[go: nahoru, domu]

Orderfile

An orderfile is a list of symbols that defines an ordering of functions. One can make a static linker, such as LLD, respect this ordering when generating a binary.

Reordering code this way can improve startup performance by fetching machine code to memory more efficiently, since it requires fetching fewer pages from disk, and a big part of the I/O work is done sequentially by the readahead.

Code reordering can also improve memory usage by keeping the used code in a smaller number of memory pages. It can also reduce TLB and L1i cache misses by placing functions commonly called together closely in memory.

Generating Orderfiles Manually

To generate an orderfile you can run the orderfile_generator_backend.py script. You will need an Android device connected with adb to generate the orderfile as the generation pipeline will need to run benchmarks on a device.

Example:

tools/cygprofile/orderfile_generator_backend.py --target-arch=arm64 --use-remoteexec

You can specify the architecture (arm or arm64) with --target-arch. For quick local testing you can use --streamline-for-debugging. To build using Reclient, use --use-remoteexec (Googlers only). There are several other options you can use to configure/debug the orderfile generation. Use the -h option to view the various options.

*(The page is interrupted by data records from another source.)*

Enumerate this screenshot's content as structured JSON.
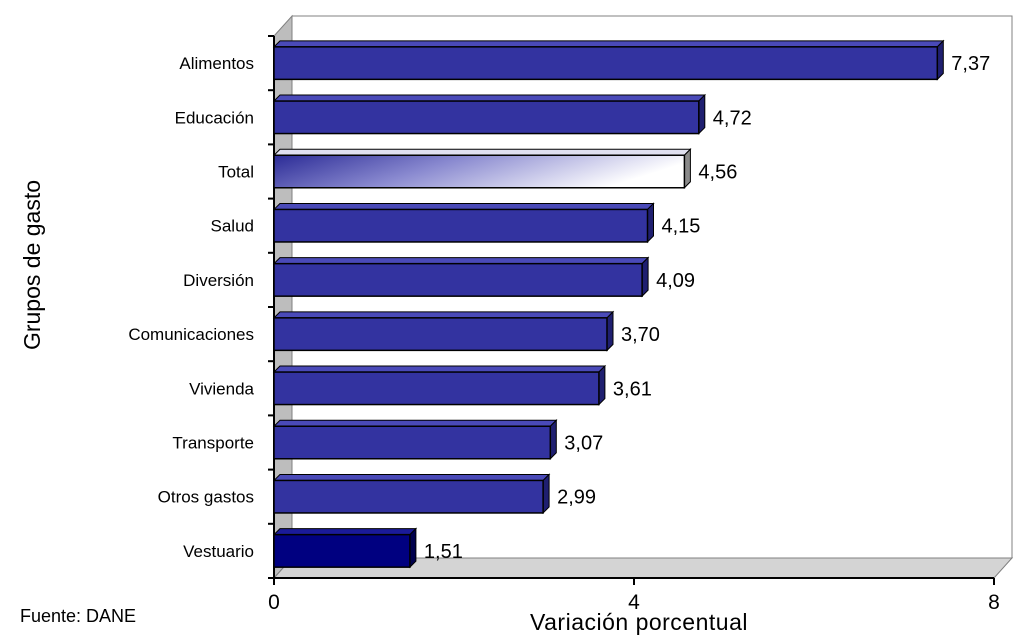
{
  "source": "Fuente: DANE",
  "chart_data": {
    "type": "bar",
    "orientation": "horizontal",
    "title": "",
    "xlabel": "Variación porcentual",
    "ylabel": "Grupos de gasto",
    "xlim": [
      0,
      8
    ],
    "xticks": [
      0,
      4,
      8
    ],
    "grid": false,
    "categories": [
      "Alimentos",
      "Educación",
      "Total",
      "Salud",
      "Diversión",
      "Comunicaciones",
      "Vivienda",
      "Transporte",
      "Otros gastos",
      "Vestuario"
    ],
    "values": [
      7.37,
      4.72,
      4.56,
      4.15,
      4.09,
      3.7,
      3.61,
      3.07,
      2.99,
      1.51
    ],
    "value_labels": [
      "7,37",
      "4,72",
      "4,56",
      "4,15",
      "4,09",
      "3,70",
      "3,61",
      "3,07",
      "2,99",
      "1,51"
    ],
    "colors": {
      "bar": "#3333a0",
      "bar_total_gradient_start": "#2b2b96",
      "bar_total_gradient_end": "#ffffff",
      "bar_vestuario": "#000080",
      "wall": "#bdbdbd",
      "floor": "#d4d4d4"
    }
  }
}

NB: If your checkout is non-internal you must use the --public option.

To build Chrome with a locally generated orderfile, use the chrome_orderfile_path=<path_to_orderfile> GN arg.

Orderfile Performance Testing

Orderfiles can be tested using Pinpoint. To do this, please create and upload a Gerrit change overriding the value of chrome_orderfile_path to, for instance, //path/to/my_orderfile (relative to src), where my_orderfile is the orderfile that needs to be evaluated. The orderfile should be added to the local branch and uploaded to Gerrit along with build/config/compiler/BUILD.gn. This Gerrit change can then be used as an “experiment patch” for a Pinpoint try job.

Triaging Performance Regressions

Occasionally, an orderfile roll will cause performance problems on perfbots. This typically triggers an alert in the form of a bug report, which contains a group of related regressions like the one shown here.

In such cases it is important to keep in mind that effectiveness of the orderfile is coupled with using a recent PGO profile when building the native code. As a result some orderfile improvements (or effective no-ops) register as regressions on perfbots using non-PGO builds, which is the most common perfbot configuration.

If a new regression does not include alerts from the android-pixel6-perf-pgo (the only Android PGO perfbot as of 2024-06) then the first thing to check is to query the same benchmark+metric combinations for the PGO bot. If the graphs demonstrate no regression, feel free to close the issue as WontFix(Intended Behavior). However, not all benchmarks are exercised on the PGO bot continuously. If there is no PGO coverage for a particular benchmark+metric combination, this combination can be checked on Pinpoint with the right perfbot choice (example).

Finally, the PGO+orderfile coupling exists only on arm64. Most speed optimization efforts on Android are focused on this configuration. On arm32 the most important orderfile optimization is for reducing memory used by machine code. Only one benchmark measures it: system_health.memory_mobile.

Orderfile Pipeline

The orderfile_generator_backend.py script runs several key steps:

  1. Build and install Chrome with orderfile instrumentation. This uses the -finstrument-function-entry-bare Clang command line option to insert instrumentation for function entry. The build will be generated in out/arm_instrumented_out/ or out/arm64_instrumented_out, depending on the CPU architecture (instruction set).

  2. Run the benchmarks and collect profiles. These benchmarks can be found in orderfile.py. These profiles are a list of function offsets into the binary that were called during execution of the benchmarks.

  3. Cluster the symbols from the profiles to generate the unpatched orderfile. The offsets are processed and merged using a clustering algorithm to produce an orderfile.

  4. Build an uninstrumented Chrome and patch the orderfile with it. The orderfile based on an instrumented build cannot be applied directly to an uninstrumented build. The orderfile needs to be patched with an uninstrumented build because the instrumentation has a non-trivial impact on inlining decisions and has identical code folding disabled. The patching step produces the final orderfile which will be in clank/orderfiles/ for internal builds, or in orderfiles/ if running the generator script with --public. The uninstrumented build will be in out/orderfile_arm64_uninstrumented_out.

  5. Run benchmarks on the final orderfile. We run some benchmarks to compare the performance with/without the orderfile. You can supply the --no-benchmark flag to skip this step.